However, if he does, he hasn’t let on to any of us.
The other night at the dinner table, I asked him, as I have successfully several times already this season, a casual question about a item on his Christmas list.
“Really Mom?” he grinned winkingly. “Why do want to know? Mmmm? Doesn’t Santa know?”
I was being busted.
I felt my heart sink. “It’s over,” I thought. “My youngest child officially knows.” Sigh…
The door to this childhood chapter is about to slam shut like a door in the opening credits of Get Smart.
“Don’t crack, Alix! Poker face! Poker face!” went my mental mild panic.
He was waiting for an answer, so I nonchalantly offered, “Yes… of course Santa knows, I was just curious.”
Not my best work.
A moment later, Henry’s eyes were downcast. His head in his hands. He’d ceased eating.
When I asked him what was wrong, he quietly said, “Nothing.”
His big grin be done gone.
“Something must be wrong, please tell me.”
He wouldn’t. We go around like this a few more times.
Then, no longer able to fight it, he started to cry.
Henry doesn’t cry often so when he does, it’s a meaningful act. I pay extra attention.
Plus, I want our son to know that he’s safe to express and articulate his feelings.
I went to him and he wrapped his strong, but still little kid arms tightly around my neck.
Turns out he’d asked his twelve year-old sister and she let it slip. I wasn’t upset with her. This is how the Christmas cookie often crumbles.
Besides, she didn’t want to lie to him.
“I wish I didn’t know,” he said, sounding heartbroken.
He didn’t mention presents or how this new intel will impact his gift-getting logistics from now on if Santa is out of the picture.
His tears were grief tears. He was mourning the death of Christmas magic.
I knew immediately I had to find a way to recover this situation for him — and fast. But how? I had nothing. I took a deep breath and hoped that if I started talking, something would come.
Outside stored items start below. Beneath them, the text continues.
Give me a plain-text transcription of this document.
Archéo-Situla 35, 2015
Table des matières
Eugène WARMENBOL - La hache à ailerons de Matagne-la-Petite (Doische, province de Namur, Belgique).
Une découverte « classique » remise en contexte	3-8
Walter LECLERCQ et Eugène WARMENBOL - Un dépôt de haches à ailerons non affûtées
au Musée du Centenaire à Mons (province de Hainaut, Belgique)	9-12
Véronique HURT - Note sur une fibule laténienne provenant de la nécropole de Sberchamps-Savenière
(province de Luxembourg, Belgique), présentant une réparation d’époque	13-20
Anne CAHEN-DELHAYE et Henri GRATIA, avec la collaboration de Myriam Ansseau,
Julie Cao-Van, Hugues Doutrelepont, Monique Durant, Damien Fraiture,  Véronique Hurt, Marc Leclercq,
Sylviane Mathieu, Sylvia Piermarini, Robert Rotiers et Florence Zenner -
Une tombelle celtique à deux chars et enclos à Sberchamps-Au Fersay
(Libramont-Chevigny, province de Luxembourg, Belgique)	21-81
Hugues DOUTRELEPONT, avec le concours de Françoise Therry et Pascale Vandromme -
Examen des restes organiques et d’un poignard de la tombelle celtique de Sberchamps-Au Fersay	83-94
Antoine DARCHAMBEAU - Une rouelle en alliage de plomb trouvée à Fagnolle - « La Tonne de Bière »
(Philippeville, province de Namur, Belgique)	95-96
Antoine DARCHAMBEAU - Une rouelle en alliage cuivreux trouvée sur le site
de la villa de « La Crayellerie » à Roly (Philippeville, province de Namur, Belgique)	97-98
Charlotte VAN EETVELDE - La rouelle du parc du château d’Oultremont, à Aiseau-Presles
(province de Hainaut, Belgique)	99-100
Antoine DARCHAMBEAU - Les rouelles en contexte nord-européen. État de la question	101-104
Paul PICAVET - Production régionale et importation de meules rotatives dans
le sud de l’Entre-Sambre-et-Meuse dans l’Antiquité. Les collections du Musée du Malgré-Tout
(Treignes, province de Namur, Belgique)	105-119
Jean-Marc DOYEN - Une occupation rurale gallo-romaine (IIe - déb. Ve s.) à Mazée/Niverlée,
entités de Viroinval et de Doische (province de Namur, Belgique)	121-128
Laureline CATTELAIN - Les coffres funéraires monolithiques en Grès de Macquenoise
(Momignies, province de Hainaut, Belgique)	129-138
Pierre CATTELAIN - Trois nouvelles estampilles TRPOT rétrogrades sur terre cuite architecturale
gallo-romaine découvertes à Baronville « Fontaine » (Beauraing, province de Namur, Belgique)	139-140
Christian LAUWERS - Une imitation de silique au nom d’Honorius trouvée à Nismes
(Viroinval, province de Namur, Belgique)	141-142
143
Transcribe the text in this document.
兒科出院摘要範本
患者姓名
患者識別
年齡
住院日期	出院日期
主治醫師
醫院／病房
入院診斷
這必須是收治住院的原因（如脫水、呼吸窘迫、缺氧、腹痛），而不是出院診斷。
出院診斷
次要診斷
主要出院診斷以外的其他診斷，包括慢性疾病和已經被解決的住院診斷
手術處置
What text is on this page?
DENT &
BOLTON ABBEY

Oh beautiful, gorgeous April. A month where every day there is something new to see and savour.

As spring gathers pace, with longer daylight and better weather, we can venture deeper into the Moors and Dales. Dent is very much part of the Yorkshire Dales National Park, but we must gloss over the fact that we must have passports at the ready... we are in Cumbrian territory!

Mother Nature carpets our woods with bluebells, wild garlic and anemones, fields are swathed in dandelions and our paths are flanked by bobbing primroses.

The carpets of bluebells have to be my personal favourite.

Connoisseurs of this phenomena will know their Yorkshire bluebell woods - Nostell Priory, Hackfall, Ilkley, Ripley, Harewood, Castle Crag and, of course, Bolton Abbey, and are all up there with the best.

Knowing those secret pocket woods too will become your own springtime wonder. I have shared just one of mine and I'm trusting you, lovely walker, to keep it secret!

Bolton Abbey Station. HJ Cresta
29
“Henry,” I began, “Santa Claus as you understand him may not be real, but the spirit of Christmas is very real.”
He released his arms from my neck and sat back to listen.
“Santa Claus is another name for St. Nicholas. He was a real person who lived over fifteen-hundred years ago and when he died, he became the patron saint of giving and generosity.”
“It is his spirit that inspires millions of people to give to each other on Christmas in honor of the birth of baby Jesus.”
As I spoke to Henry, I suddenly felt the Christmas spirit ignite within more than had in a long time. Years, in fact.
I had never spent a lot of considering St. Nicholas before that moment. Scholar of Saints I am not, but this felt like the right answer for our family.
Relief washed over Henry’s face. He embraced me again, joyfully this time.
“Thank you for restoring my Christmas spirit, Mommy! I feel so much better now.”
Like that, our magic was back.
And all was well once again…
In a new, very merry, Christmas paradigm.
*This was story published with Henry’s permission.